Donnerstag, 18. August 2022

mittwoch 17. august 2022 - workshop flechten und filzen

für den heutigen tag hatte ich zum gemeinsamen gedanken machen, aber auch zum filzen eingeladen. thema war das flechten und filzen in der fläche und die vielfältigen möglichkeiten, die diese technik bei der gestaltung bietet. 
 
vier frauen aus dem verein "filzszene" haben diese einladung angenommen. 
 

nachdem sich alle erst einmal mit kaffee und gipfeli gestärkt hatten, versuchte ich, meine bisherigen bemühungen ein wenig systematisch zusammenzufassen und einen kleinen überblick zu bieten. 

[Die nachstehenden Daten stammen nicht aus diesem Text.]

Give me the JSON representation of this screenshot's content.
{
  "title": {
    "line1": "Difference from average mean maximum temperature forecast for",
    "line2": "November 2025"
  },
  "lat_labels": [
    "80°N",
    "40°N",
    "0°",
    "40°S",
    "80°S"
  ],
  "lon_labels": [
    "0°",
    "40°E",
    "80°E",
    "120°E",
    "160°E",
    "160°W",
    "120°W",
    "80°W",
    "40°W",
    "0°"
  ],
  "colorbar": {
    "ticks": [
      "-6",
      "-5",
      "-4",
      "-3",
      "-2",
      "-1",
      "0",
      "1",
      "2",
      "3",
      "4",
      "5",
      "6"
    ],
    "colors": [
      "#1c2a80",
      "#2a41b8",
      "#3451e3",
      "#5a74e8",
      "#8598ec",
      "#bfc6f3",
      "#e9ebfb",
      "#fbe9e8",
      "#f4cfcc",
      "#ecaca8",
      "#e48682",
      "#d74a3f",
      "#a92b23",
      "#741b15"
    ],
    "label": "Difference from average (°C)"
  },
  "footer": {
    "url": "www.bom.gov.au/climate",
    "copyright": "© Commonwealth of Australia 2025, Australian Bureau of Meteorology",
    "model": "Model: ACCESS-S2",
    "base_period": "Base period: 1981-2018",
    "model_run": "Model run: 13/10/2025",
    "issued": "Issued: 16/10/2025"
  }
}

anschliessend ging es ans ausprobieren - mit den mitgebrachten vorfilzen nahm sich jede der vier teilnehmerinnen eine ganz eigene aufgabe vor. 

orthogonal, diagonal und triaxial wurde geflochten, materialien kombiniert, bindungen ausprobiert. 


 zwischendurch sassen wir beim geteilten mittagessen und schwammen eine runde im fluss - ein wirklich schöner filztag mit viel austausch und gemeinsamkeit!